Toda una semana en la playa, la pura vida. Y lo mejor: sin supervisión adulta. Sería libre de beber y bailar cuanto quisiera, aunque olvidó el detalle de que no sabía bailar, además de que iba acompañado por varones solamente, lo cual hacía complicado encontrar pareja. Encima de todo y pese a lo que Santiago quisiera creer de sí mismo, era en realidad un joven tímido, incapaz de iniciar conversación con alguna mujer. Una noche, mientras todos sus amigos se divertían alrededor de una fogata junto al mar, él fue alejándose poco a poco, caminando sin rumbo a lo largo de la costa. Cuando se dio cuenta, ya estaba muy lejos del grupo, y afligido por los efectos del alcohol, sintió unas incontenibles ganas de llorar. Se arrodilló sobre la arena y dejó caer copiosas lágrimas. De repente, una luz intensa penetró sus párpados. Abriendo los ojos con mucho trabajo, alcanzó a vislumbrar una mantarraya de oro que se aproximaba hacia él. Estaba rodeada por un aura luminosa, y al fondo se distinguía también una silueta semihumana montada sobre su lomo. Él miró consternado cómo el animal se acercaba a la orilla y pudo ver, ahora con claridad, a una sirena que extendía la mano para tocarlo, dejándolo sentir su piel dorada y fresca. La escena duró apenas un segundo y ambas criaturas se sumergieron en el agua, dejando la playa en penumbras. Cuando reaccionó, Santiago corrió adonde estaban sus amigos para contarles lo ocurrido, pero todos se burlaron de él. Creyeron que era una alucinación causada por la bebida y lo enviaron a dormir, pero el muchacho no pudo pegar el ojo en toda la noche.

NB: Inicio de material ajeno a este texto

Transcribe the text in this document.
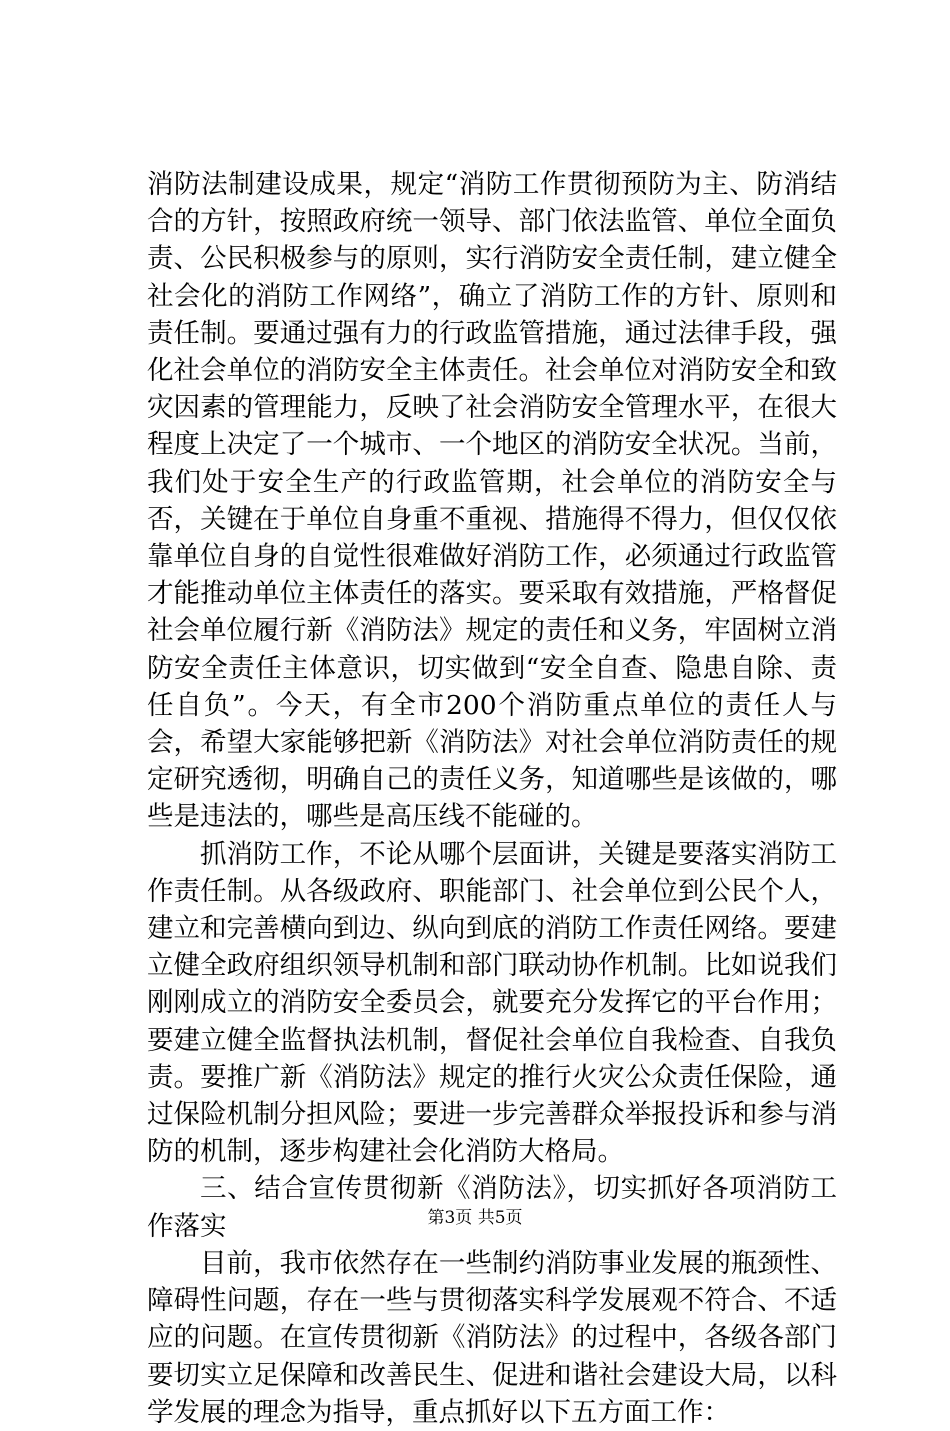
消防法制建设成果，规定“消防工作贯彻预防为主、防消结合的方针，按照政府统一领导、部门依法监管、单位全面负责、公民积极参与的原则，实行消防安全责任制，建立健全社会化的消防工作网络”，确立了消防工作的方针、原则和责任制。要通过强有力的行政监管措施，通过法律手段，强化社会单位的消防安全主体责任。社会单位对消防安全和致灾因素的管理能力，反映了社会消防安全管理水平，在很大程度上决定了一个城市、一个地区的消防安全状况。当前，我们处于安全生产的行政监管期，社会单位的消防安全与否，关键在于单位自身重不重视、措施得不得力，但仅仅依靠单位自身的自觉性很难做好消防工作，必须通过行政监管才能推动单位主体责任的落实。要采取有效措施，严格督促社会单位履行新《消防法》规定的责任和义务，牢固树立消防安全责任主体意识，切实做到“安全自查、隐患自除、责任自负”。今天，有全市200个消防重点单位的责任人与会，希望大家能够把新《消防法》对社会单位消防责任的规定研究透彻，明确自己的责任义务，知道哪些是该做的，哪些是违法的，哪些是高压线不能碰的。

抓消防工作，不论从哪个层面讲，关键是要落实消防工作责任制。从各级政府、职能部门、社会单位到公民个人，建立和完善横向到边、纵向到底的消防工作责任网络。要建立健全政府组织领导机制和部门联动协作机制。比如说我们刚刚成立的消防安全委员会，就要充分发挥它的平台作用；要建立健全监督执法机制，督促社会单位自我检查、自我负责。要推广新《消防法》规定的推行火灾公众责任保险，通过保险机制分担风险；要进一步完善群众举报投诉和参与消防的机制，逐步构建社会化消防大格局。

三、结合宣传贯彻新《消防法》，切实抓好各项消防工作落实

目前，我市依然存在一些制约消防事业发展的瓶颈性、障碍性问题，存在一些与贯彻落实科学发展观不符合、不适应的问题。在宣传贯彻新《消防法》的过程中，各级各部门要切实立足保障和改善民生、促进和谐社会建设大局，以科学发展的理念为指导，重点抓好以下五方面工作：

第3页 共5页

Esforzándose por mantener los ojos cerrados, seguía escuchando los tenues ruidos que había en la casa: el zumbido de una mosca, el crujir del colchón viejo bajo su cuerpo, las manecillas del reloj en su interminable ciclo, su propia respiración. En conjunto eran una melodía, una canción de cuna que lo ayudaba a dormir. Comenzó a ver escenas de su vida entrecortadas: los bocetos de la mujer-pez pegados en las paredes de su cuarto, las consultas con el psiquiatra, las rupturas con su primera, segunda, tercera y enésima novias, quienes consideraban su búsqueda una locura. Estos recuerdos se mezclaban con imágenes nuevas, inventadas. Tenían como fondo, desde hacía un rato, el sonido de agua en movimiento. Santiago creyó que no había subido bien la palanca del escusado. “No voy a levantarme”, pensó, imaginando el baño inundado, después, la sala. Se vio otra vez joven en el funeral de sus padres y luego mudándose a la costa, para iniciar sus investigaciones. Cuántas noches de luna malgastadas a la orilla del mar, persiguiendo algo que al parecer no existía. Se hizo más intenso el sonido del agua corriente, insoportable. Bloqueaba los ensueños con tanta dificultad conseguidos. Somnoliento, sin poder escuchar sus pasos, como entre nubes, el anciano salió de su dormitorio. Tal como había sospechado, ya el líquido se había esparcido por buena parte de la vivienda. Entró en el baño y allí vio —empapada, con su piel resplandeciente—, a la criatura que lo había hecho embarcarse en una búsqueda sin fin, la maravilla que había perseguido durante décadas. Ella extendió sus extremidades de mujer hacia él. Santiago la tomó de la mano y así comenzaron a recorrer juntos el profundo mar en que la casa se había transformado.